Accueil > Littérature > Anthologie > H > HUGO Victor (1802-1885) > Clair de lune
- La lune était sereine et jouait sur les flots. -
- La fenêtre enfin libre est ouverte à la brise,
- La sultane regarde, et la mer qui se brise,
- Là-bas, d’un flot d’argent brode les noirs îlots.
- De ses doigts en vibrant s’échappe la guitare.
- Elle écoute... Un bruit sourd frappe les sourds échos.

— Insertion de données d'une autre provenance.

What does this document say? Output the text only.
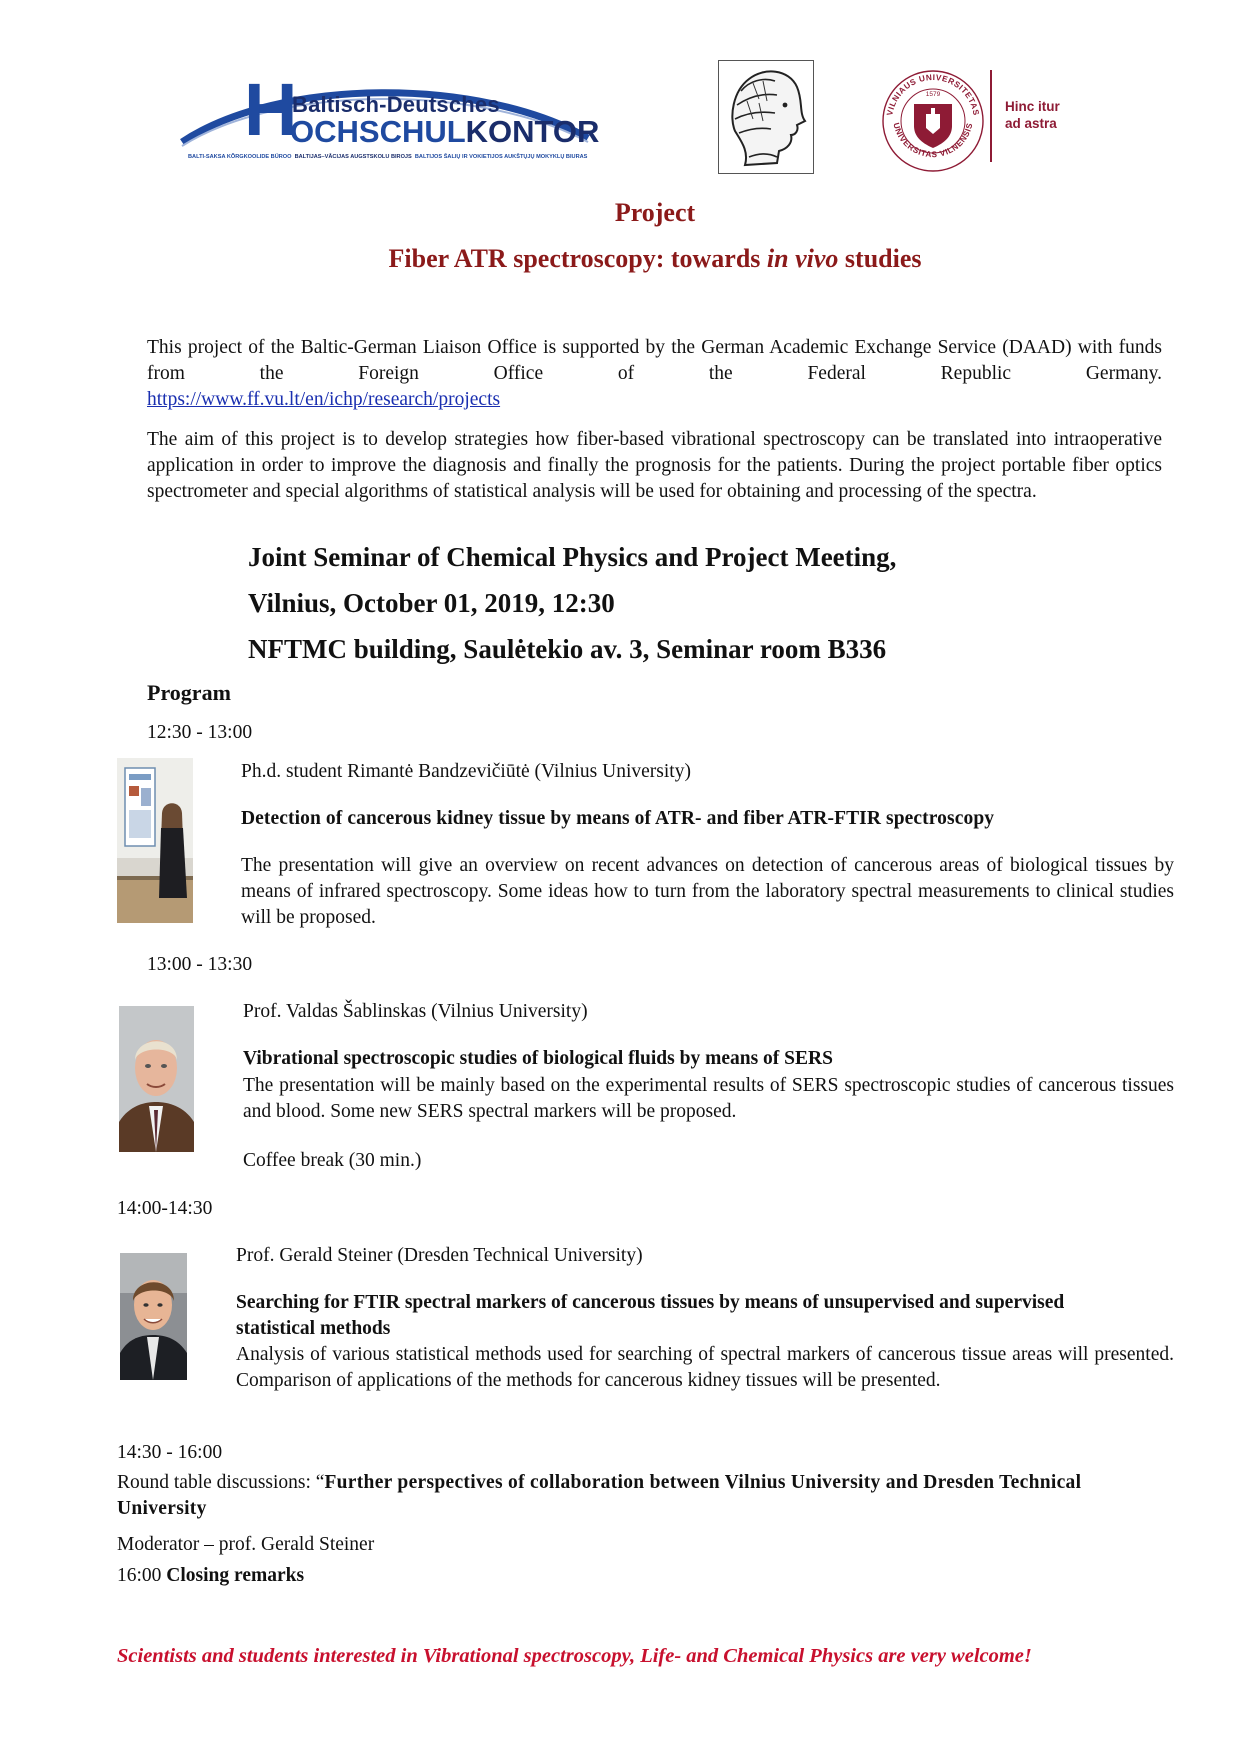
H
Baltisch-Deutsches
OCHSCHULKONTOR
BALTI-SAKSA KÕRGKOOLIDE BÜROO BALTIJAS–VĀCIJAS AUGSTSKOLU BIROJS BALTIJOS ŠALIŲ IR VOKIETIJOS AUKŠTŲJŲ MOKYKLŲ BIURAS
VILNIAUS UNIVERSITETAS
UNIVERSITAS VILNENSIS
1579
Hinc itur
ad astra
Project
Fiber ATR spectroscopy: towards in vivo studies
This project of the Baltic-German Liaison Office is supported by the German Academic Exchange Service (DAAD) with funds from the Foreign Office of the Federal Republic Germany.
https://www.ff.vu.lt/en/ichp/research/projects
The aim of this project is to develop strategies how fiber-based vibrational spectroscopy can be translated into intraoperative application in order to improve the diagnosis and finally the prognosis for the patients. During the project portable fiber optics spectrometer and special algorithms of statistical analysis will be used for obtaining and processing of the spectra.
Joint Seminar of Chemical Physics and Project Meeting,
Vilnius, October 01, 2019, 12:30
NFTMC building, Saulėtekio av. 3, Seminar room B336
Program
12:30 - 13:00
Ph.d. student Rimantė Bandzevičiūtė (Vilnius University)
Detection of cancerous kidney tissue by means of ATR- and fiber ATR-FTIR spectroscopy
The presentation will give an overview on recent advances on detection of cancerous areas of biological tissues by means of infrared spectroscopy. Some ideas how to turn from the laboratory spectral measurements to clinical studies will be proposed.
13:00 - 13:30
Prof. Valdas Šablinskas (Vilnius University)
Vibrational spectroscopic studies of biological fluids by means of SERS
The presentation will be mainly based on the experimental results of SERS spectroscopic studies of cancerous tissues and blood. Some new SERS spectral markers will be proposed.
Coffee break (30 min.)
14:00-14:30
Prof. Gerald Steiner (Dresden Technical University)
Searching for FTIR spectral markers of cancerous tissues by means of unsupervised and supervised statistical methods
Analysis of various statistical methods used for searching of spectral markers of cancerous tissue areas will presented. Comparison of applications of the methods for cancerous kidney tissues will be presented.
14:30 - 16:00
Round table discussions: “Further perspectives of collaboration between Vilnius University and Dresden Technical University
Moderator – prof. Gerald Steiner
16:00 Closing remarks
Scientists and students interested in Vibrational spectroscopy, Life- and Chemical Physics are very welcome!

- Est-ce un lourd vaisseau turc qui vient des eaux de Cos,
- Battant l’archipel grec de sa rame tartare ?
- Sont-ce des cormorans qui plongent tour à tour,
- Et coupent l’eau, qui roule en perles sur leur aile ?
- Est-ce un djinn qui là-haut siffle d’une voix grêle,
- Et jette dans la mer les créneaux de la tour ?
- Qui trouble ainsi les flots près du sérail des femmes ? -
- Ni le noir cormoran, sur la vague bercé,
- Ni les pierres du mur, ni le bruit cadencé
- Du lourd vaisseau, rampant sur l’onde avec des rames.
- Ce sont des sacs pesants, d’où partent des sanglots.
- On verrait, en sondant la mer qui les promène,
- Se mouvoir dans leurs flancs comme une forme humaine... -
- La lune était sereine et jouait sur les flots.